Risty Gina M, Cogbill Thomas H, Davis Clark A, Lambert Pamela J
Department of General & Vascular Surgery, Gundersen Lutheran Medical Center, La Crosse, Wisconsin, USA.
Surgery. 2007 Sep;142(3):393-7. doi: 10.1016/j.surg.2007.03.014.
Carotid-subclavian bypass (CSB) and carotid-subclavian transposition (CST) have excellent long-term patency with low perioperative mortality and morbidity. Carotid endarterectomy (CEA) is necessary for severe ipsilateral internal carotid artery stenosis in a small subset of these patients. CEA can be performed as a combined or separate procedure. This study was undertaken to delineate the results of CSB and CST at our institution and to determine if concomitant CEA with CSB or CST is safe.

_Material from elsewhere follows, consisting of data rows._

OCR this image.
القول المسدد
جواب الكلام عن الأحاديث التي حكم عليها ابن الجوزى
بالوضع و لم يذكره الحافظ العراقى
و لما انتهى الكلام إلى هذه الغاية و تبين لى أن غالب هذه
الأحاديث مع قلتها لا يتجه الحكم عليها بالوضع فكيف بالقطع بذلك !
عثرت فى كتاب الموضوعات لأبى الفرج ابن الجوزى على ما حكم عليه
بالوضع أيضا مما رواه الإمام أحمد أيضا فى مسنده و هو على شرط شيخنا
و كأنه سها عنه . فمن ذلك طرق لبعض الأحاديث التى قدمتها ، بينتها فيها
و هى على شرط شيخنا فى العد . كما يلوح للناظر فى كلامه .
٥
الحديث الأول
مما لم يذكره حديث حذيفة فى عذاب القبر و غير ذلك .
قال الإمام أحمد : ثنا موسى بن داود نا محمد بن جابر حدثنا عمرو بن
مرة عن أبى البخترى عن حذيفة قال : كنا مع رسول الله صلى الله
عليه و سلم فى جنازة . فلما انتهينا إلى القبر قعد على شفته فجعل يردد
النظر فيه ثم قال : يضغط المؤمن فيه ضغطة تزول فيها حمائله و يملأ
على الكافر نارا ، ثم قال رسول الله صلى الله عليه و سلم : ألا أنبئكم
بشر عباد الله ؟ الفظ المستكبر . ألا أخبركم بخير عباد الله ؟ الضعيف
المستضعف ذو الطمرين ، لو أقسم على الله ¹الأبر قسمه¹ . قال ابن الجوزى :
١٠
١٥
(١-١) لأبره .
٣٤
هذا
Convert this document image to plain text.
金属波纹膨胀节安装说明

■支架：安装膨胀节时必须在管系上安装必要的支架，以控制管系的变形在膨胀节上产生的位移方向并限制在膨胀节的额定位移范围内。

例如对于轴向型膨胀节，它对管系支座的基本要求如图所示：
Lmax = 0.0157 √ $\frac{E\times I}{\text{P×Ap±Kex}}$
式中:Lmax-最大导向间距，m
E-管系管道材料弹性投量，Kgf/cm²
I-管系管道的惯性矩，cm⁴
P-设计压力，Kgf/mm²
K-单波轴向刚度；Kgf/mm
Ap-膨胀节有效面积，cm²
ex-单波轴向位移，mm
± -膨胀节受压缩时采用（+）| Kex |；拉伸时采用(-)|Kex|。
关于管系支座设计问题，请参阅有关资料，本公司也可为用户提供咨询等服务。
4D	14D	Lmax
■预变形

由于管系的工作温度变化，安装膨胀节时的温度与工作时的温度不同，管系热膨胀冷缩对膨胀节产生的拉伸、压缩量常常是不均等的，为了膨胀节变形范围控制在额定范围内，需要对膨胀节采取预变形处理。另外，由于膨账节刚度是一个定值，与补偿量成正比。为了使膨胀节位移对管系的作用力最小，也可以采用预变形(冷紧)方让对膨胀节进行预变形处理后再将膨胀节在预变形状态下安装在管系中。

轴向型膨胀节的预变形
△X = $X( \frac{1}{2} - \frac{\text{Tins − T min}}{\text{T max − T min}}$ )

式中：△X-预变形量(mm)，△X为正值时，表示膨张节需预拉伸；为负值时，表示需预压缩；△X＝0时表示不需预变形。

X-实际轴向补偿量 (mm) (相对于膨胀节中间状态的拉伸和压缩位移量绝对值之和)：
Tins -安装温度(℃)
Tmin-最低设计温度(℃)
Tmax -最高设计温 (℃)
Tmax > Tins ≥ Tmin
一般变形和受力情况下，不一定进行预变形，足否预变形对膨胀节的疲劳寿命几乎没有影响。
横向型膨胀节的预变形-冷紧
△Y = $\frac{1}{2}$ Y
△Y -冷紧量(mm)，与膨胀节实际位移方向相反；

We evaluated the outcome of 36 patients with symptomatic subclavian artery stenosis treated surgically at a single institution during a 22-year period. Outcomes of patients undergoing CSB or CST with concomitant CEA were compared with those of patients undergoing CSB or CST alone. Available literature was reviewed to compare the rate of perioperative stroke following CSB or CST with concomitant CEA versus CSB or CST alone.

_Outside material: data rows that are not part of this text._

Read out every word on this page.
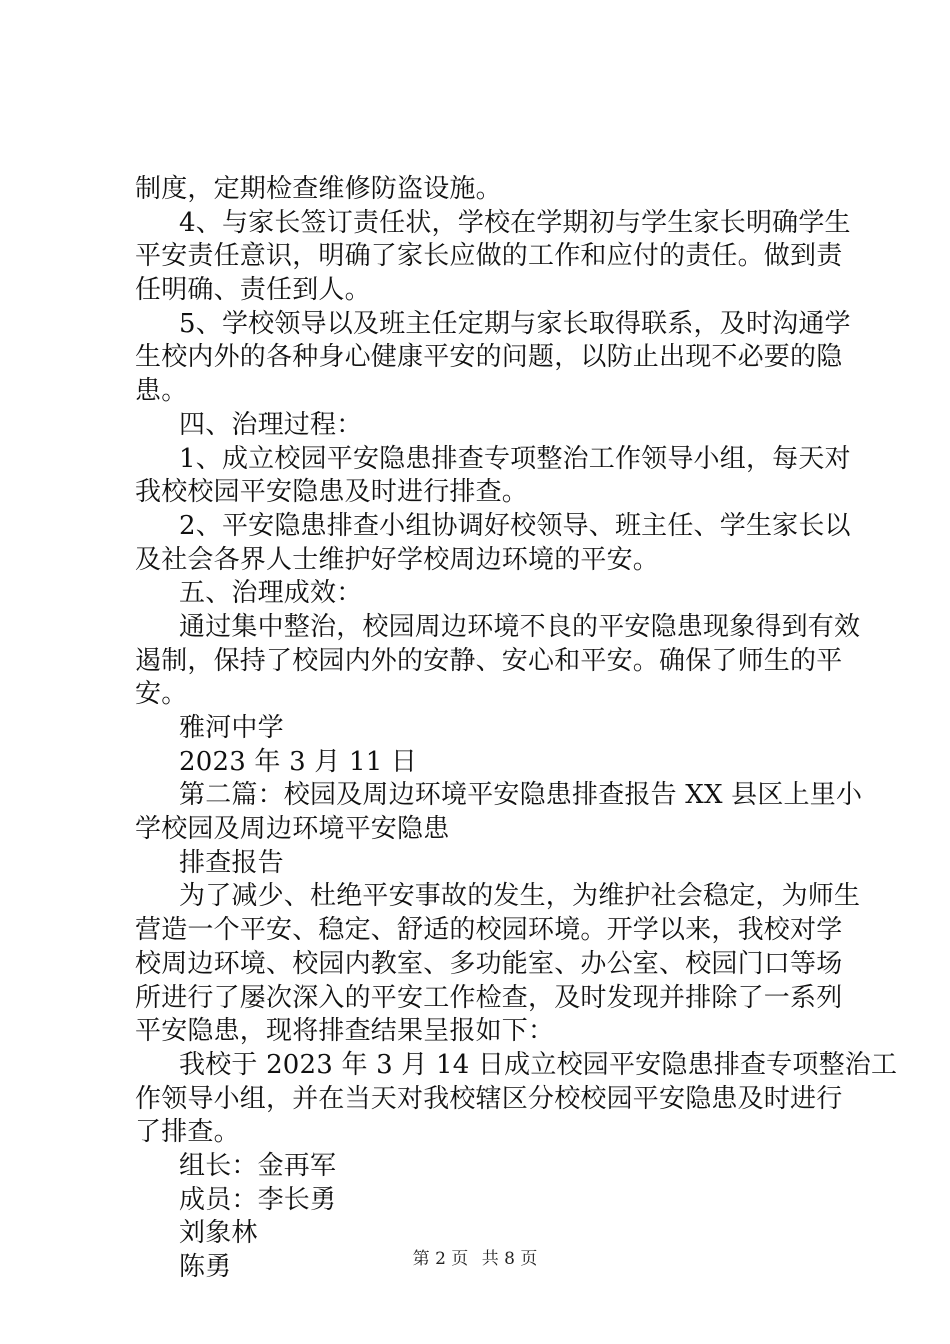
制度，定期检查维修防盗设施。
4、与家长签订责任状，学校在学期初与学生家长明确学生
平安责任意识，明确了家长应做的工作和应付的责任。做到责
任明确、责任到人。
5、学校领导以及班主任定期与家长取得联系，及时沟通学
生校内外的各种身心健康平安的问题，以防止出现不必要的隐
患。
四、治理过程：
1、成立校园平安隐患排查专项整治工作领导小组，每天对
我校校园平安隐患及时进行排查。
2、平安隐患排查小组协调好校领导、班主任、学生家长以
及社会各界人士维护好学校周边环境的平安。
五、治理成效：
通过集中整治，校园周边环境不良的平安隐患现象得到有效
遏制，保持了校园内外的安静、安心和平安。确保了师生的平
安。
雅河中学
2023 年 3 月 11 日
第二篇：校园及周边环境平安隐患排查报告 XX 县区上里小
学校园及周边环境平安隐患
排查报告
为了减少、杜绝平安事故的发生，为维护社会稳定，为师生
营造一个平安、稳定、舒适的校园环境。开学以来，我校对学
校周边环境、校园内教室、多功能室、办公室、校园门口等场
所进行了屡次深入的平安工作检查，及时发现并排除了一系列
平安隐患，现将排查结果呈报如下：
我校于 2023 年 3 月 14 日成立校园平安隐患排查专项整治工
作领导小组，并在当天对我校辖区分校校园平安隐患及时进行
了排查。
组长：金再军
成员：李长勇
刘象林
陈勇	第 2 页 共 8 页
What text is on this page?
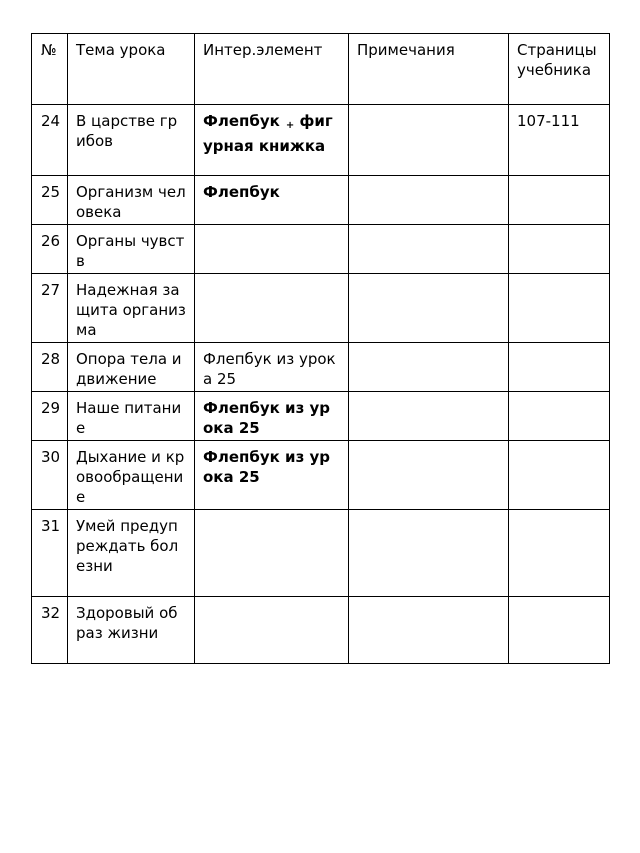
№	Тема урока	Интер.элемент	Примечания	Страницы учебника
24	В царстве грибов	Флепбук + фигурная книжка		107-111
25	Организм человека	Флепбук		
26	Органы чувств			
27	Надежная защита организма			
28	Опора тела и движение	Флепбук из урока 25		
29	Наше питание	Флепбук из урока 25		
30	Дыхание и кровообращение	Флепбук из урока 25		
31	Умей предупреждать болезни			
32	Здоровый образ жизни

Twenty-one patients underwent CST and 15 patients underwent CSB. There were 2 (5.6%) deaths and 2 (5.6%) strokes within 30 days of surgery. Concomitant CEA was performed in 6 CST patients and 2 CSB patients. Both perioperative strokes occurred in patients who had concomitant CEA. There were no strokes in the CST or CSB alone group (P = .044). In a collected review of 12 evaluable studies plus our experience, the rate of perioperative stroke was 0.32% in 617 patients who underwent CSB or CST alone versus 4.73% in 148 patients who had concomitant CEA with CSB or CST (P < .001).
Both CSB and CST are safe and effective for symptomatic subclavian artery stenosis, with excellent long-term results. In patients also requiring CEA, the rate of perioperative stroke is significantly higher with a combined procedure. Consideration should be given to performing CEA separately from CSB or CST.
颈动脉-锁骨下动脉搭桥术(CSB)和颈动脉-锁骨下动脉转位术(CST)具有出色的长期通畅率,围手术期死亡率和发病率较低。在这些患者中的一小部分中,对于严重的同侧颈内动脉狭窄,颈动脉内膜切除术(CEA)是必要的。CEA可以作为联合手术或单独手术进行。本研究旨在描述我们机构中CSB和CST的结果,并确定CSB或CST联合CEA是否安全。
我们评估了在22年期间在单一机构接受手术治疗的36例有症状锁骨下动脉狭窄患者的结局。将接受CSB或CST联合CEA的患者的结局与仅接受CSB或CST的患者的结局进行比较。回顾现有文献,比较CSB或CST联合CEA与单独CSB或CST后的围手术期卒中发生率。
21例患者接受了CST,15例患者接受了CSB。术后30天内有2例(5.6%)死亡和2例(5.6%)卒中。6例CST患者和2例CSB患者接受了联合CEA。围手术期的2例卒中均发生在接受联合CEA的患者中。单纯CST或CSB组无卒中发生(P = 0.044)。在对12项可评估研究及我们的经验进行的汇总回顾中,617例单独接受CSB或CST的患者围手术期卒中发生率为0.32%,而148例CSB或CST联合CEA的患者围手术期卒中发生率为4.73%(P < 0.001)。
CSB和CST对于有症状的锁骨下动脉狭窄均安全有效,长期效果良好。对于还需要CEA的患者,联合手术的围手术期卒中发生率显著更高。应考虑将CEA与CSB或CST分开进行。